Site icon jestv.id

Kolaborasi Antar Lembaga Akan Surati Desa Terkait PTSL

JESTV.ID, LEBAK – Dalam waktu dekat ini kolaborasi antar lembaga diantaranya, aliansi KSG, LSM Bentar, LSM LBR, LSM AGP, LSM LP2PB akan surati sejumlah Desa terkait  porogram PTSL dari 33 Desa di 11 Kecamatan di Kabupaten Lebak, yang diduga lakukan pungli.

Menindaklanjuti pemberitaan sebelumnya terkait program Pendaftaran Tanah Sistematis Lengkap (PTSL) Tahun 2023, adalah sejumlah 33 Desa dari 11 Kecamatan di Kabupaten Lebak- Banten yang mendapatkan program tersebut.

Jelas dengan adanya program pemerintah ini tentunya masyarakat sangat terbantu, di samping biaya pembuatan serifikat yang sangat murah, masyarakatpun tidak repot-repot harus mengurus sendiri ke Kantor Badan Pertanahan Nasional (BPN), warga biasanya tinggal menebus di Kantor Desa setempat setelah Surat Hak Milik (SHM) selesai.

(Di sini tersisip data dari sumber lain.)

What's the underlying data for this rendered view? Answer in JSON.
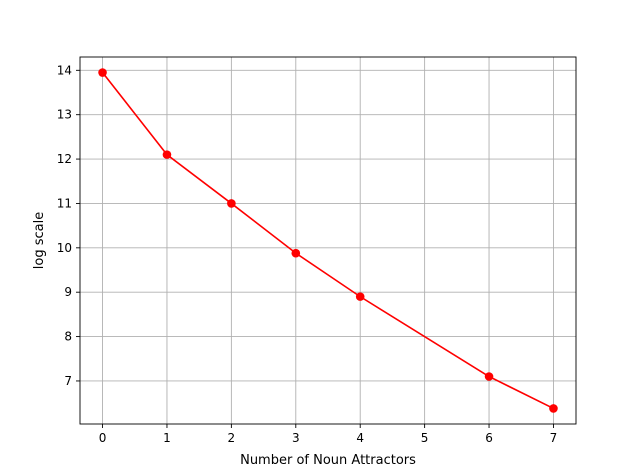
{
  "chart_data": {
    "type": "line",
    "title": "",
    "xlabel": "Number of Noun Attractors",
    "ylabel": "log scale",
    "x_ticks": [
      0,
      1,
      2,
      3,
      4,
      5,
      6,
      7
    ],
    "y_ticks": [
      7,
      8,
      9,
      10,
      11,
      12,
      13,
      14
    ],
    "xlim": [
      -0.35,
      7.35
    ],
    "ylim": [
      6.03,
      14.3
    ],
    "grid": true,
    "series": [
      {
        "color": "#ff0000",
        "marker": "circle",
        "x": [
          0,
          1,
          2,
          3,
          4,
          6,
          7
        ],
        "y": [
          13.95,
          12.1,
          11.0,
          9.88,
          8.9,
          7.1,
          6.38
        ]
      }
    ]
  }
}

Namun sangat disayangkan fakta yang terjadi dilapangan, adanya program tersebut, tidak sedikit warga yang menjerit dan mengaku di haruskan membayar dengan nominal yang sudah ditentukan tak jarang warga dipinta Rp,500.000,- oleh oknum PEMDES, terbukti sudah beberapa kali ditemukan adanya indikasi pungli atas dasar pengakuan dari sejumlah sumber yang ditemui sejumlah awak media. Salahsatunya dugaan ini terjadi lagi di Desa Pasirgombong Kecamatan Bayah Kabupaten Lebak- Banten.

Inisial SH beberkan berapa biaya pungutan pembuatan serifikat di desanya.

“Awalnya saya dipinta sama pak RT seratus limapuluh ribu, kata pak RT kalau mau mendaftar sertifikat harus bayar DP dulu,” ungkapnya.

“Karena saya tidak ada uang saya nggak ngasih, saya bilang nanti kalau sudah beres suratnya saya tebus ke Desa,” ujar SH.

“Tapi nyatanya pada saat saya nebus ke desa, tiga ratus ribu pak,” ungkapnya.

Ditanya apa keberatan, “Bagi saya yang kerjanya hanya kuli yah keberatan pak,”
Keluhnya.

Ketika dirinya ditanya berapa sebenarnya biaya dari pemerintah, “Saya tidak tau dari sananya berapa pak, saya sih berharap kalau dari pemerintah segitu ya segitu lah,” pungkas SH.

Namun dari beberapa desa ada dua Desa yang patut di apresiasi dan penting menjadi contoh untuk Desa-desa lainnya, salahsatunya Desa Cireunde Kecamatan Cibeber, yang memungut persis sesuai aturan SKB tiga menteri, dan satu lagi Desa Cirinten Kecamatan Cirinten, Kabupaten Lebak.

Ditemui di Kantor Desanya  Kepala Desa Cireunde Kecamatan Cibeber Herdi, menyampaikan hal sebenarnya. “Kalau di Desa yang lain biayanya sampai Rp 300-500 waduh kebeli fortuner itu mah jaronya,” ujarnya seraya terbahak.

“Sampaikan saja kang kepada semua rekan media, kalau saya wallohi tidak lebih dari Rp 150.000,- itu pun masih ada selisih Rp 50.000,- tinggal di kali kuota saja kang, kalau ribuan kan lumayan,” jelasnya.

“Silahkan kalau gak percaya tanyakan kepada masyarakat,” pungkasnya.

Setelah mendapatkan informasi dari Herdi awak media berpamitan, dan berupaya mencari sumber lain untuk mencari tau kebenaranya atas keterangan dari kepala Desa Herdi.

Empat orang sumber ditempat berbeda yang berhasil ditemui jawabannya sama, bahwa mereka tidak di bebani lebih dari Rp150.000.

Hal ini yang jadi sorotan sejumlah lembaga, salahsatunya Tony Ketua Aliansi KGS pihaknya menyampaikan, “Hal ini tidak bisa dibiarkan karena jelas sudah melanggar ketentuan aturan pemerintah, maka secepatnya saya akan layangkan surat ke sejumlah desa di Lebak selatan, terutama desa pasirgombong  Kecamatan Bayah, untuk kepentingan audiensi di Kantor BPN Kabupaten Lebak- Banten,” tandesnya.